Sidney Lumet | 2006 | 125 min | US
Find Me Guilty is a very weird comedy-drama, written and directed by the relentlessly prolific Sidney Lumet. The film is based on the true story of mobster Giacomo “Jackie” DiNorscio, a man who had spent so much time in prison that he decided lawyers were no longer worth his dime. In spite of strong discouragement from just about everyone around him, DiNorscio defended himself in what turned out to be the longest mafia trial in U.S. history. The 20-defendant conspiracy trial, which lasted two years, and was arguably the country’s boldest and the dumbest attempt to bring down an entire crime family.
Much of the dialogue in Find Me Guilty was taken from actual trial transcripts. This may up the I can’t believe it really happened factor, but ultimately does the film a disservice. Lumet is a gifted screenwriter, and undoubtedly, his dialogue would have provided a wittier and more incisive critique of the justice system than what the jovial wiseguy and his paisans actually said. After all, Find Me Guilty is not a documentary. Taking liberties with the material would have added depth and might have made the quixotic DiNorscio seem less annoying and more sympathetic.

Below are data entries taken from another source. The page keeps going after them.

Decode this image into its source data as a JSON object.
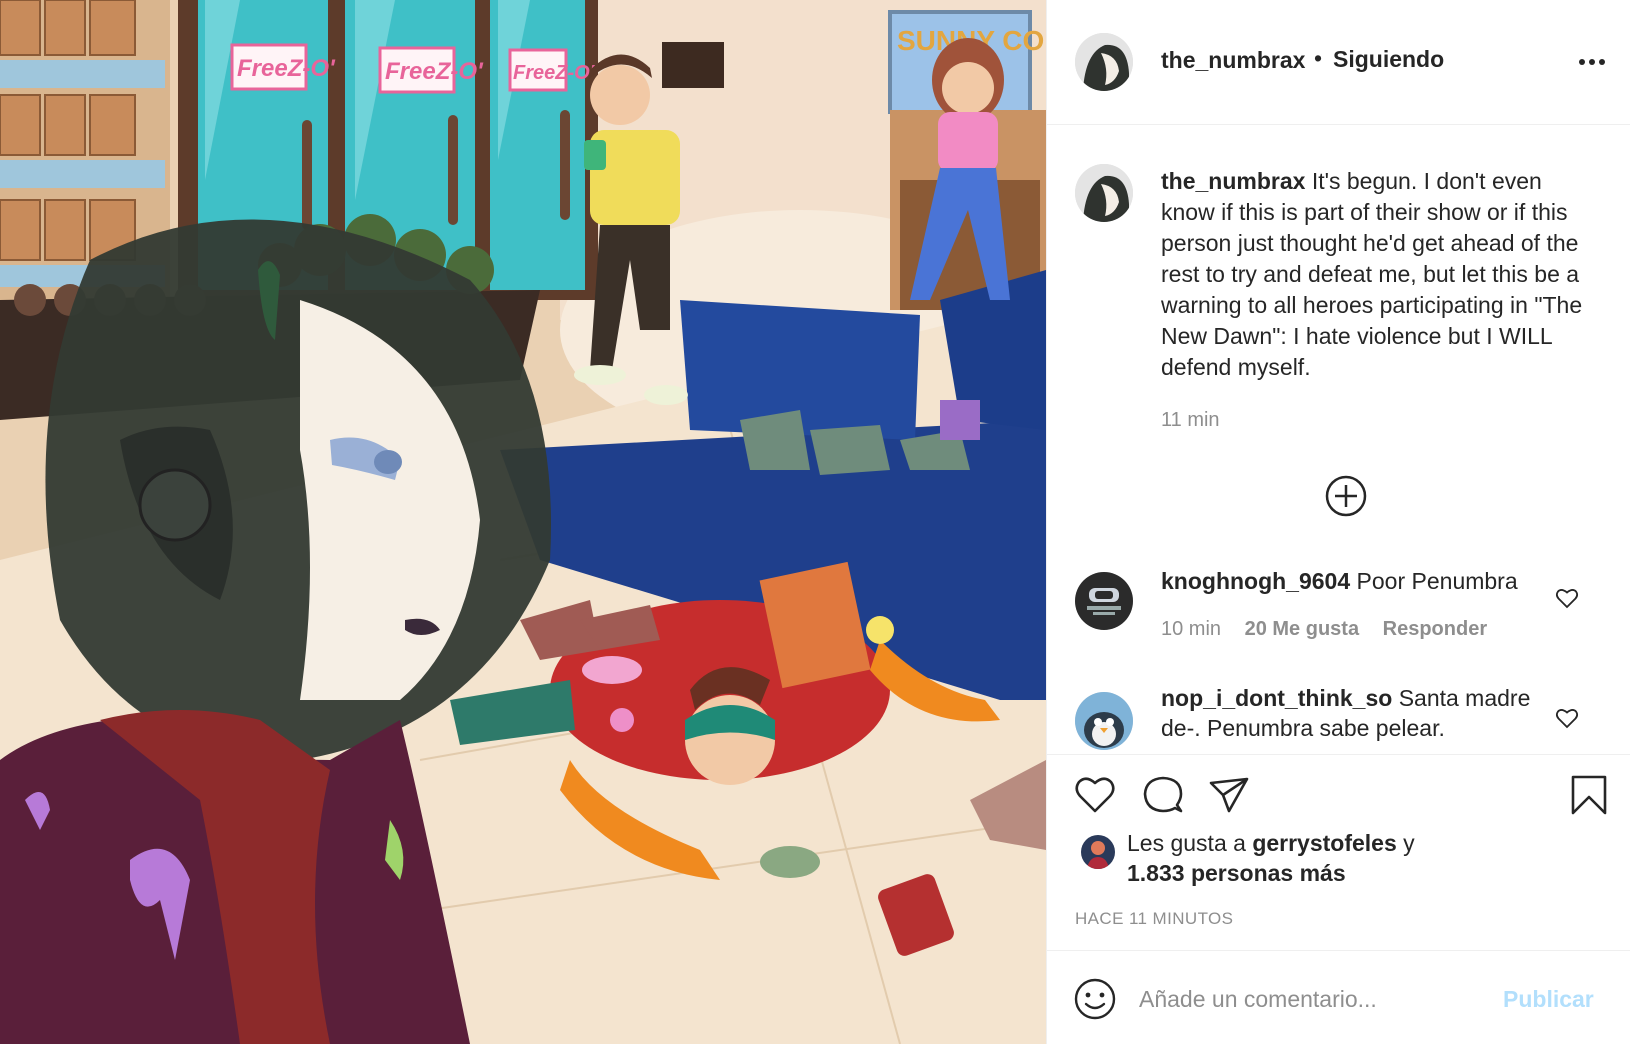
{
  "post": {
    "artwork_icon": "cartoon-illustration",
    "store_signs": [
      "FreeZ-O'",
      "FreeZ-O'",
      "FreeZ-O'"
    ],
    "corner_sign": "SUNNY CO"
  },
  "header": {
    "username": "the_numbrax",
    "separator": "•",
    "follow_status": "Siguiendo"
  },
  "caption": {
    "username": "the_numbrax",
    "text": "It's begun. I don't even know if this is part of their show or if this person just thought he'd get ahead of the rest to try and defeat me, but let this be a warning to all heroes participating in \"The New Dawn\": I hate violence but I WILL defend myself.",
    "time": "11 min"
  },
  "comments": [
    {
      "username": "knoghnogh_9604",
      "text": "Poor Penumbra",
      "time": "10 min",
      "likes": "20 Me gusta",
      "reply": "Responder"
    },
    {
      "username": "nop_i_dont_think_so",
      "text": "Santa madre de-. Penumbra sabe pelear."
    }
  ],
  "likes": {
    "prefix": "Les gusta a",
    "user": "gerrystofeles",
    "connector": "y",
    "count": "1.833 personas más"
  },
  "timestamp": "HACE 11 MINUTOS",
  "add_comment": {
    "placeholder": "Añade un comentario...",
    "publish": "Publicar"
  },
  "colors": {
    "text": "#262626",
    "secondary": "#8e8e8e",
    "publish_disabled": "#b2dffc",
    "border": "#efefef"
  }
}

Vin Diesel (sporting a toupee, 30 extra pounds of Italian belly and a thick New Jersey accent) plays DiNorscio competently, but he’s still kind of hard to root for. DiNorscio is a self-professed bad guy who’s spent his life doing drugs, cheating on his wife and committing a variety of petty crimes that have landed him repeatedly in prison. His one redeeming quality is that he doesn’t rat on his friends, a fact that seems to form the crux of his bizarre legal argument – not that he or the other defendants aren’t criminals, but that they aren’t guilty of the conspiracy they’ve been charged with. That is to say, they’re just a bunch of guys who grew up together, and happen to break the law a lot. But not, y’know, as a gang.
The film is impeccably shot, with lots of great signature-Lumet camera angles, long shots full of great visual jokes, and terrific lighting. However, for all the style and courtroom hi-jinx, it’s difficult to feel uplifted by a film that essentially depicts the total failure of the American justice system at the hands of a man with a grade six education who claims to be a 'gagster, not a gangster'.
I mean, I guess that’s the quintessential little-guy-against-the-big-system formula, but the defendants in this case are unrepentant bad guys, and with the possible exception of DiNorscio, lack any charm whatsoever. It's hard to want someone to stay out of jail when they're totally unlikable and clearly guilty. Ultimately, as far as Sidney Lumet courtroom dramas go, it’s no 12 Angry Men.